Les précipitations qui se sont abattues au début de cette semaine sur Casablanca, et sa région, feront date. Par leur ampleur, et les dégâts humains et matériels qu’elles ont engendrés. Plus encore que celles de 1996, elles marqueront les esprits, tout simplement parce qu’il est inconcevable, en 2010, qu’une agglomération comme celle de Casablanca - capitale et poumon économique d’un pays qui se targue d’être à la pointe du développement dans de multiples domaines, et qui consacre des centaines de milliards de dirhams à ses équipements structurants – puisse être ainsi plusieurs jours durant envahie par les eaux, privée partiellement d’électricité, de téléphone et d’Internet.
On objectera qu’il y a plus grave. Avec raison. Les victimes, et notamment ces ouvriers emportés par les eaux entre Mohammédia et Bouznika, sont autant de morts insupportables quand leur vie aurait pu être épargnée. Pour autant, il n’est pas interdit de prendre un peu de recul pour mesurer, sereinement, la gravité d’une situation dont ont été victimes des centaines de milliers de familles, d’entreprises, de commerçants, de sociétés…

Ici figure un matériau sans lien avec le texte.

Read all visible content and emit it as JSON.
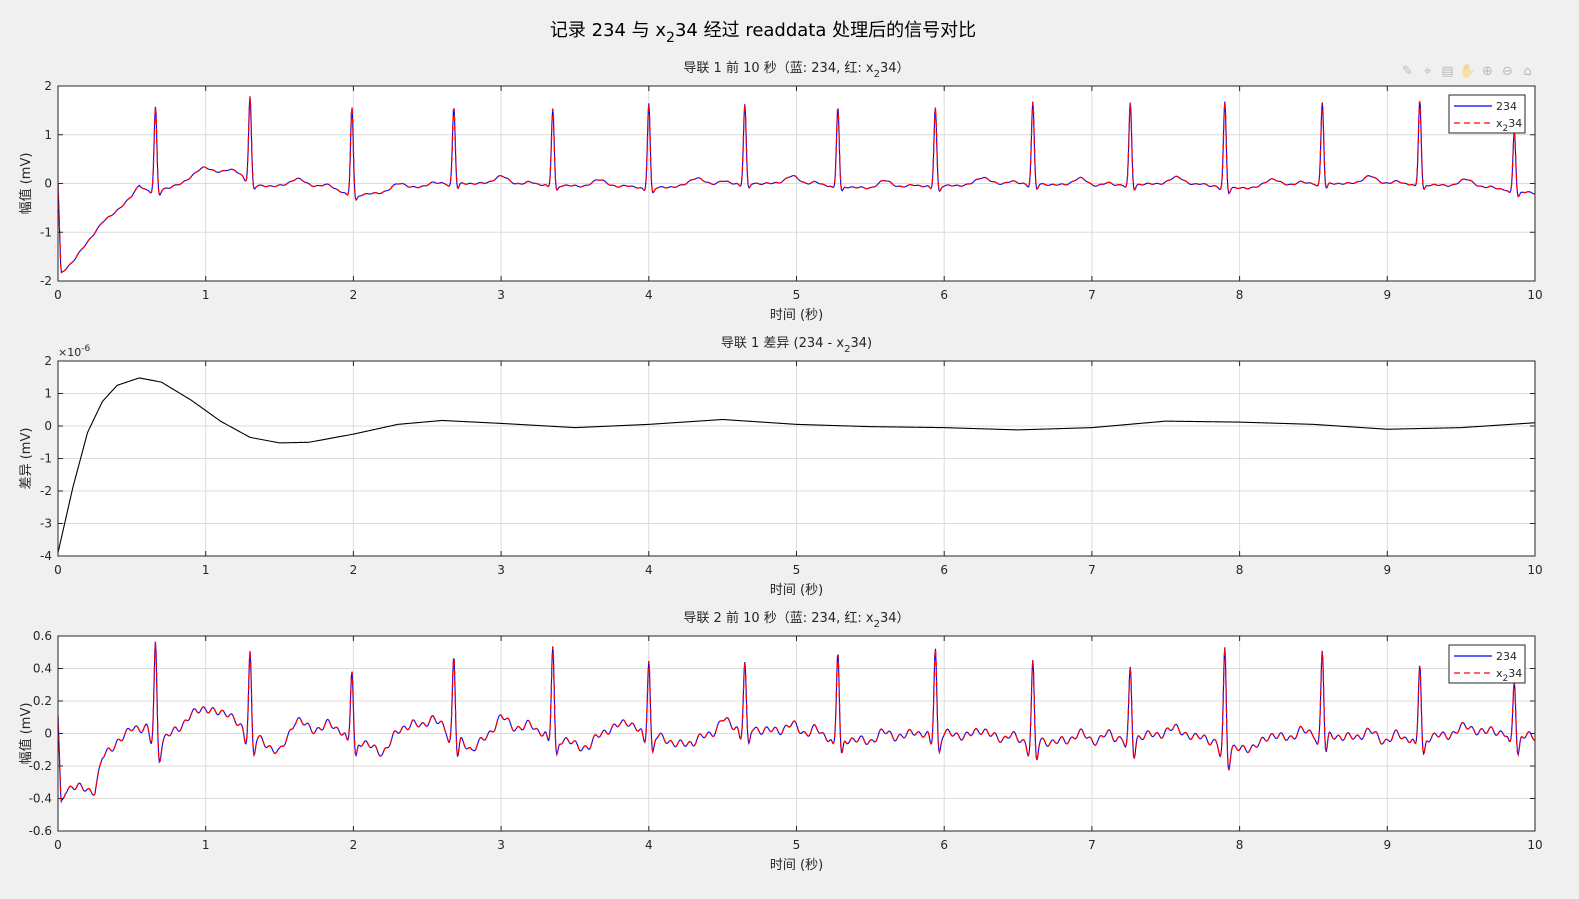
{
  "figure": {
    "title": {
      "pre": "记录 234 与 x",
      "sub": "2",
      "post": "34 经过 readdata 处理后的信号对比"
    }
  },
  "toolbar": {
    "icons": [
      "brush-icon",
      "data-tip-icon",
      "copy-icon",
      "pan-icon",
      "zoom-in-icon",
      "zoom-out-icon",
      "home-icon"
    ],
    "glyphs": [
      "✎",
      "⌖",
      "▤",
      "✋",
      "⊕",
      "⊖",
      "⌂"
    ]
  },
  "chart_data": [
    {
      "type": "line",
      "title": {
        "pre": "导联 1 前 10 秒（蓝: 234, 红: x",
        "sub": "2",
        "post": "34）"
      },
      "xlabel": "时间 (秒)",
      "ylabel": "幅值 (mV)",
      "xlim": [
        0,
        10
      ],
      "ylim": [
        -2,
        2
      ],
      "xticks": [
        "0",
        "1",
        "2",
        "3",
        "4",
        "5",
        "6",
        "7",
        "8",
        "9",
        "10"
      ],
      "yticks": [
        "-2",
        "-1",
        "0",
        "1",
        "2"
      ],
      "grid": true,
      "legend": {
        "position": "top-right",
        "entries": [
          {
            "label_pre": "234",
            "label_sub": "",
            "label_post": ""
          },
          {
            "label_pre": "x",
            "label_sub": "2",
            "label_post": "34"
          }
        ]
      },
      "r_peaks_s": [
        0.66,
        1.3,
        1.99,
        2.68,
        3.35,
        4.0,
        4.65,
        5.28,
        5.94,
        6.6,
        7.26,
        7.9,
        8.56,
        9.22,
        9.86
      ],
      "r_peak_mV": [
        1.58,
        1.79,
        1.58,
        1.58,
        1.55,
        1.66,
        1.63,
        1.58,
        1.58,
        1.67,
        1.66,
        1.68,
        1.68,
        1.73,
        1.1
      ],
      "baseline_points": [
        [
          0,
          0.0
        ],
        [
          0.02,
          -1.85
        ],
        [
          0.1,
          -1.6
        ],
        [
          0.3,
          -0.8
        ],
        [
          0.5,
          -0.3
        ],
        [
          0.55,
          -0.05
        ],
        [
          0.6,
          -0.15
        ],
        [
          0.75,
          -0.1
        ],
        [
          0.9,
          0.1
        ],
        [
          1.0,
          0.2
        ],
        [
          1.2,
          0.25
        ],
        [
          1.35,
          -0.05
        ],
        [
          1.5,
          -0.05
        ],
        [
          1.8,
          -0.05
        ],
        [
          2.0,
          -0.25
        ],
        [
          2.3,
          -0.15
        ],
        [
          2.6,
          0.0
        ],
        [
          3.0,
          0.0
        ],
        [
          3.5,
          -0.05
        ],
        [
          4.0,
          -0.1
        ],
        [
          4.5,
          0.0
        ],
        [
          5.0,
          0.0
        ],
        [
          5.5,
          -0.1
        ],
        [
          6.0,
          -0.05
        ],
        [
          6.5,
          0.0
        ],
        [
          7.0,
          -0.05
        ],
        [
          7.5,
          0.0
        ],
        [
          8.0,
          -0.1
        ],
        [
          8.5,
          0.0
        ],
        [
          9.0,
          0.0
        ],
        [
          9.5,
          -0.05
        ],
        [
          10.0,
          -0.2
        ]
      ],
      "series": [
        {
          "name": "234",
          "color": "#0000ff",
          "style": "solid"
        },
        {
          "name": "x234",
          "color": "#ff0000",
          "style": "dashed"
        }
      ]
    },
    {
      "type": "line",
      "title": {
        "pre": "导联 1 差异 (234 - x",
        "sub": "2",
        "post": "34)"
      },
      "xlabel": "时间 (秒)",
      "ylabel": "差异 (mV)",
      "exponent": {
        "pre": "×10",
        "sup": "-6"
      },
      "xlim": [
        0,
        10
      ],
      "ylim": [
        -4,
        2
      ],
      "xticks": [
        "0",
        "1",
        "2",
        "3",
        "4",
        "5",
        "6",
        "7",
        "8",
        "9",
        "10"
      ],
      "yticks": [
        "-4",
        "-3",
        "-2",
        "-1",
        "0",
        "1",
        "2"
      ],
      "grid": true,
      "points": [
        [
          0,
          -3.9
        ],
        [
          0.1,
          -1.9
        ],
        [
          0.2,
          -0.2
        ],
        [
          0.3,
          0.75
        ],
        [
          0.4,
          1.25
        ],
        [
          0.55,
          1.48
        ],
        [
          0.7,
          1.35
        ],
        [
          0.9,
          0.8
        ],
        [
          1.1,
          0.15
        ],
        [
          1.3,
          -0.35
        ],
        [
          1.5,
          -0.52
        ],
        [
          1.7,
          -0.5
        ],
        [
          2.0,
          -0.25
        ],
        [
          2.3,
          0.05
        ],
        [
          2.6,
          0.17
        ],
        [
          3.0,
          0.08
        ],
        [
          3.5,
          -0.05
        ],
        [
          4.0,
          0.05
        ],
        [
          4.5,
          0.2
        ],
        [
          5.0,
          0.05
        ],
        [
          5.5,
          -0.02
        ],
        [
          6.0,
          -0.05
        ],
        [
          6.5,
          -0.12
        ],
        [
          7.0,
          -0.05
        ],
        [
          7.5,
          0.15
        ],
        [
          8.0,
          0.12
        ],
        [
          8.5,
          0.05
        ],
        [
          9.0,
          -0.1
        ],
        [
          9.5,
          -0.05
        ],
        [
          10.0,
          0.1
        ]
      ],
      "series": [
        {
          "name": "",
          "color": "#000000",
          "style": "solid"
        }
      ]
    },
    {
      "type": "line",
      "title": {
        "pre": "导联 2 前 10 秒（蓝: 234, 红: x",
        "sub": "2",
        "post": "34）"
      },
      "xlabel": "时间 (秒)",
      "ylabel": "幅值 (mV)",
      "xlim": [
        0,
        10
      ],
      "ylim": [
        -0.6,
        0.6
      ],
      "xticks": [
        "0",
        "1",
        "2",
        "3",
        "4",
        "5",
        "6",
        "7",
        "8",
        "9",
        "10"
      ],
      "yticks": [
        "-0.6",
        "-0.4",
        "-0.2",
        "0",
        "0.2",
        "0.4",
        "0.6"
      ],
      "grid": true,
      "legend": {
        "position": "top-right",
        "entries": [
          {
            "label_pre": "234",
            "label_sub": "",
            "label_post": ""
          },
          {
            "label_pre": "x",
            "label_sub": "2",
            "label_post": "34"
          }
        ]
      },
      "r_peaks_s": [
        0.66,
        1.3,
        1.99,
        2.68,
        3.35,
        4.0,
        4.65,
        5.28,
        5.94,
        6.6,
        7.26,
        7.9,
        8.56,
        9.22,
        9.86
      ],
      "r_peak_mV": [
        0.56,
        0.51,
        0.4,
        0.48,
        0.55,
        0.47,
        0.44,
        0.51,
        0.54,
        0.44,
        0.4,
        0.53,
        0.52,
        0.44,
        0.35
      ],
      "baseline_points": [
        [
          0,
          0.1
        ],
        [
          0.02,
          -0.45
        ],
        [
          0.05,
          -0.35
        ],
        [
          0.1,
          -0.32
        ],
        [
          0.2,
          -0.35
        ],
        [
          0.25,
          -0.35
        ],
        [
          0.3,
          -0.15
        ],
        [
          0.4,
          -0.05
        ],
        [
          0.5,
          0.0
        ],
        [
          0.6,
          0.03
        ],
        [
          0.7,
          -0.05
        ],
        [
          0.9,
          0.1
        ],
        [
          1.1,
          0.12
        ],
        [
          1.3,
          0.0
        ],
        [
          1.5,
          -0.12
        ],
        [
          1.6,
          0.03
        ],
        [
          1.9,
          0.02
        ],
        [
          2.2,
          -0.12
        ],
        [
          2.4,
          0.05
        ],
        [
          2.6,
          0.05
        ],
        [
          2.8,
          -0.1
        ],
        [
          3.0,
          0.05
        ],
        [
          3.3,
          0.0
        ],
        [
          3.6,
          -0.1
        ],
        [
          3.8,
          0.05
        ],
        [
          4.0,
          0.0
        ],
        [
          4.3,
          -0.1
        ],
        [
          4.5,
          0.05
        ],
        [
          5.0,
          0.0
        ],
        [
          5.5,
          -0.05
        ],
        [
          6.0,
          0.0
        ],
        [
          6.5,
          -0.05
        ],
        [
          7.0,
          -0.05
        ],
        [
          7.5,
          0.0
        ],
        [
          8.0,
          -0.1
        ],
        [
          8.5,
          0.0
        ],
        [
          9.0,
          -0.05
        ],
        [
          9.5,
          0.0
        ],
        [
          10.0,
          -0.02
        ]
      ],
      "series": [
        {
          "name": "234",
          "color": "#0000ff",
          "style": "solid"
        },
        {
          "name": "x234",
          "color": "#ff0000",
          "style": "dashed"
        }
      ]
    }
  ]
}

L’ampleur des dégâts témoigne d’abord – quoique s’en défendent élus et responsables politiques ou administratifs – de dysfonctionnements pérennes et généralisés. Qui a tiré les leçons des inondations de 1996 ? Qui a laissé se développer une ville capitale sans véritable plan d’urbanisme et ses indispensables équipements structurants? Qui a failli dans l’éradication des bidonvilles ? Qui a construit ou laissé construire villas, pavillons, immeubles – abandonnant le marché de l’immobilier à des spéculateurs ou investisseurs trop souvent peu regardants sur la qualité des constructions ?... La liste est longue des questions qu’il faudra bien affronter si nous ne voulons plus voir se reproduire les images d’apocalypse de ces derniers jours.

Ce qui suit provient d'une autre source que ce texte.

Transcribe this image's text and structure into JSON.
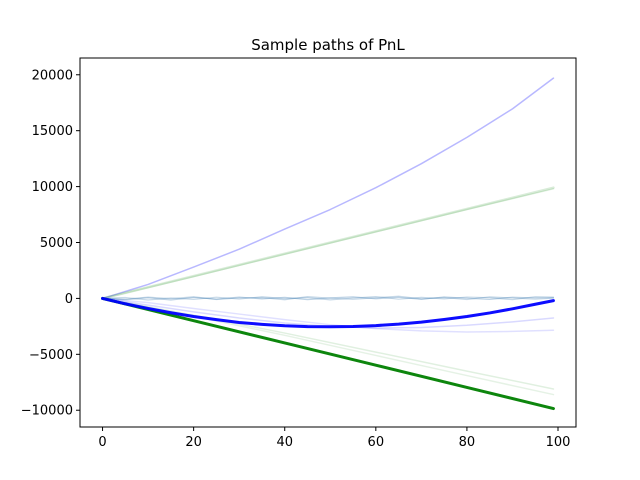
{
  "chart_data": {
    "type": "line",
    "title": "Sample paths of PnL",
    "xlabel": "",
    "ylabel": "",
    "xlim": [
      -4.95,
      103.95
    ],
    "ylim": [
      -11500,
      21500
    ],
    "xticks": [
      0,
      20,
      40,
      60,
      80,
      100
    ],
    "yticks": [
      -10000,
      -5000,
      0,
      5000,
      10000,
      15000,
      20000
    ],
    "grid": false,
    "legend": "none",
    "series": [
      {
        "color": "#0000ff",
        "opacity": 0.28,
        "width": 1.5,
        "x": [
          0,
          10,
          20,
          30,
          40,
          50,
          60,
          70,
          80,
          90,
          99
        ],
        "y": [
          0,
          1250,
          2800,
          4400,
          6200,
          7950,
          9900,
          12050,
          14400,
          16950,
          19700
        ]
      },
      {
        "color": "#008000",
        "opacity": 0.15,
        "width": 2.5,
        "x": [
          0,
          20,
          40,
          60,
          80,
          99
        ],
        "y": [
          0,
          2000,
          4000,
          6000,
          8000,
          9900
        ]
      },
      {
        "color": "#008000",
        "opacity": 0.12,
        "width": 1.5,
        "x": [
          0,
          20,
          40,
          60,
          80,
          99
        ],
        "y": [
          0,
          1950,
          3950,
          5950,
          7950,
          9800
        ]
      },
      {
        "color": "#4682b4",
        "opacity": 0.35,
        "width": 1.2,
        "x": [
          0,
          5,
          10,
          15,
          20,
          25,
          30,
          35,
          40,
          45,
          50,
          55,
          60,
          65,
          70,
          75,
          80,
          85,
          90,
          95,
          99
        ],
        "y": [
          0,
          -120,
          60,
          -150,
          80,
          -60,
          120,
          -40,
          90,
          -110,
          50,
          140,
          -30,
          100,
          -80,
          130,
          20,
          -90,
          110,
          40,
          70
        ]
      },
      {
        "color": "#4682b4",
        "opacity": 0.3,
        "width": 1.2,
        "x": [
          0,
          5,
          10,
          15,
          20,
          25,
          30,
          35,
          40,
          45,
          50,
          55,
          60,
          65,
          70,
          75,
          80,
          85,
          90,
          95,
          99
        ],
        "y": [
          0,
          80,
          -140,
          40,
          -90,
          110,
          -60,
          150,
          -20,
          70,
          -130,
          30,
          160,
          -70,
          90,
          -40,
          120,
          60,
          -110,
          150,
          120
        ]
      },
      {
        "color": "#4682b4",
        "opacity": 0.3,
        "width": 1.2,
        "x": [
          0,
          5,
          10,
          15,
          20,
          25,
          30,
          35,
          40,
          45,
          50,
          55,
          60,
          65,
          70,
          75,
          80,
          85,
          90,
          95,
          99
        ],
        "y": [
          0,
          -60,
          120,
          -30,
          150,
          -100,
          40,
          70,
          -120,
          160,
          20,
          -80,
          60,
          190,
          -40,
          80,
          -100,
          140,
          30,
          -70,
          20
        ]
      },
      {
        "color": "#0000ff",
        "opacity": 0.12,
        "width": 1.5,
        "x": [
          0,
          10,
          20,
          30,
          40,
          50,
          60,
          70,
          80,
          90,
          99
        ],
        "y": [
          0,
          -380,
          -900,
          -1400,
          -1900,
          -2350,
          -2700,
          -2900,
          -3000,
          -2950,
          -2850
        ]
      },
      {
        "color": "#0000ff",
        "opacity": 0.15,
        "width": 1.5,
        "x": [
          0,
          10,
          20,
          30,
          40,
          50,
          60,
          70,
          80,
          90,
          99
        ],
        "y": [
          0,
          -600,
          -1200,
          -1750,
          -2200,
          -2500,
          -2650,
          -2600,
          -2400,
          -2100,
          -1750
        ]
      },
      {
        "color": "#008000",
        "opacity": 0.12,
        "width": 1.5,
        "x": [
          0,
          20,
          40,
          60,
          80,
          99
        ],
        "y": [
          0,
          -1500,
          -3100,
          -4800,
          -6500,
          -8100
        ]
      },
      {
        "color": "#008000",
        "opacity": 0.1,
        "width": 1.5,
        "x": [
          0,
          20,
          40,
          60,
          80,
          99
        ],
        "y": [
          0,
          -1600,
          -3300,
          -5100,
          -6900,
          -8600
        ]
      },
      {
        "color": "#008000",
        "opacity": 0.95,
        "width": 3,
        "x": [
          0,
          20,
          40,
          60,
          80,
          99
        ],
        "y": [
          0,
          -1990,
          -3980,
          -5970,
          -7960,
          -9850
        ]
      },
      {
        "color": "#0000ff",
        "opacity": 0.95,
        "width": 3,
        "x": [
          0,
          5,
          10,
          15,
          20,
          25,
          30,
          35,
          40,
          45,
          50,
          55,
          60,
          65,
          70,
          75,
          80,
          85,
          90,
          95,
          99
        ],
        "y": [
          0,
          -480,
          -900,
          -1280,
          -1620,
          -1900,
          -2150,
          -2320,
          -2450,
          -2520,
          -2540,
          -2510,
          -2430,
          -2300,
          -2120,
          -1890,
          -1620,
          -1300,
          -930,
          -520,
          -200
        ]
      }
    ]
  }
}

Nul ne niera l’importance tout à fait exceptionnelle des précipitations de ce début de semaine. Il serait toutefois criminel que rien ne change au lendemain de ce désastre. Les premiers rayons de soleil revenus, la tentation sera grande de réparer ponctuellement tel ou tel dégât pour effacer les traces les plus visibles.
Le télescopage des Assises du Tourisme, tenues en début de semaine à Marrakech, et du chaos casablancais ne manque pas d’intérêt. Que vaut la juste ambition d’un pays, terre d’accueil de touristes venus du monde entier, quand sa capitale économique présente le visage d’une ville dévastée ? Les milliers de visiteurs – touristes, mais surtout hommes d’affaires en rendez-vous professionnels – descendus dans les hôtels de la ville ont pu vérifier « l’exception » casablancaise.

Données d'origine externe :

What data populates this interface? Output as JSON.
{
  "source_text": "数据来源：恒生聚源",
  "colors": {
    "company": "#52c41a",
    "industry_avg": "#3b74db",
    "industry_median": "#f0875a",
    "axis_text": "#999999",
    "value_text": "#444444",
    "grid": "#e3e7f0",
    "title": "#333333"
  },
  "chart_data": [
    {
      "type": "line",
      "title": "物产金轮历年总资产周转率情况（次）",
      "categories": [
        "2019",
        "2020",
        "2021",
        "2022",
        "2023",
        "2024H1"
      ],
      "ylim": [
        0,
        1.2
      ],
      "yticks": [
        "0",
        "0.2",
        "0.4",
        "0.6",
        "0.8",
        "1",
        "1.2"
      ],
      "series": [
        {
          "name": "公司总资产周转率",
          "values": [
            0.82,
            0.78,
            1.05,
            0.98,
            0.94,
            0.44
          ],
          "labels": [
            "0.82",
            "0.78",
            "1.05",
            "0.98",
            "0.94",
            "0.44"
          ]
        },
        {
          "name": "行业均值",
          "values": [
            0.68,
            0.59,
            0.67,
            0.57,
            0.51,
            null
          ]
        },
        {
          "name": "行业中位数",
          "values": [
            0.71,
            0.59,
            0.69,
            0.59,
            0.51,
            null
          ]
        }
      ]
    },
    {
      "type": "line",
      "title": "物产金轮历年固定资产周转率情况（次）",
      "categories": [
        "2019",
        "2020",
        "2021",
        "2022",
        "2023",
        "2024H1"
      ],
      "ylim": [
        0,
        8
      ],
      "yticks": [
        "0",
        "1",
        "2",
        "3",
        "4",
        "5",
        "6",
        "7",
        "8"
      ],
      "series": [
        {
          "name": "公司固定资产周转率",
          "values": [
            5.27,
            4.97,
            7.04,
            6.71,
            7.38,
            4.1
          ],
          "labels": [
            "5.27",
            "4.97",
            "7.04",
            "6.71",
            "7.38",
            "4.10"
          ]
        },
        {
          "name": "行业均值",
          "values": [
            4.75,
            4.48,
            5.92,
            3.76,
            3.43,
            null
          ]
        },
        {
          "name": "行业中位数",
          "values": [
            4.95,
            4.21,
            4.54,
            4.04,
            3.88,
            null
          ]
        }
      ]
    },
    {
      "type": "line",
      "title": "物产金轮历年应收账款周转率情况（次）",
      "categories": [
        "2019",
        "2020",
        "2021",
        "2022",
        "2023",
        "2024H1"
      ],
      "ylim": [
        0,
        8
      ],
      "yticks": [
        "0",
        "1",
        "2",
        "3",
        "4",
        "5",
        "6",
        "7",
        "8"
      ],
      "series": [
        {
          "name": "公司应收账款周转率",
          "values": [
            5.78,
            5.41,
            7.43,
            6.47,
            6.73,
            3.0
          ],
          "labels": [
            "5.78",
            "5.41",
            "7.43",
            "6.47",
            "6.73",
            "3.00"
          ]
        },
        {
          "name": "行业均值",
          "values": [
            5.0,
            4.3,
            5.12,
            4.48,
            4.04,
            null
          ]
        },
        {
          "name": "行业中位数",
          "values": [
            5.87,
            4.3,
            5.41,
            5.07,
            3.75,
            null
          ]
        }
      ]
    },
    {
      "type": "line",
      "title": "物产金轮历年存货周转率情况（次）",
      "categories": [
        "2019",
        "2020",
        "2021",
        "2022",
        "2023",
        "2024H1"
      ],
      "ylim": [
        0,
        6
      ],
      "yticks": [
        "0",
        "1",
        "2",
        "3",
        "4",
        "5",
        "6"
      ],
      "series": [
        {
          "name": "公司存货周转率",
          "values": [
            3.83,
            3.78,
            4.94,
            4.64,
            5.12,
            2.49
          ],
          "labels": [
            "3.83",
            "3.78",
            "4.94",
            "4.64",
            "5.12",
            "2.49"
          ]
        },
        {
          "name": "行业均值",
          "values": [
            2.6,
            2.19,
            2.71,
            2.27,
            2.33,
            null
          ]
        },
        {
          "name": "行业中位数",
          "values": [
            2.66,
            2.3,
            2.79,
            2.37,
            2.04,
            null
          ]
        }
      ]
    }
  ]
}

Le caractère inédit des intempéries que nous avons eu à subir n’exonère en rien, de leur imprévoyance ni de leur incurie, un certain nombre de services et de responsables. A tous les échelons, politiques et administratifs. La population l’a bien compris qui, à l’occasion de manifestations spontanées, ne réclamait même pas de l’aide immédiate – elle est trop habituée à la solidarité communautaire à laquelle elle est le plus souvent abandonnée – mais tout simplement que « ça ne se reproduise plus ! »
Passé le temps des réparations les plus urgentes, il faudra bien que les responsabilités soient établies. Et engagés les chantiers nécessaires. Municipalité, wali et les tout nouveaux gouverneurs du Grand Casablanca ont désormais une obligation de résultat.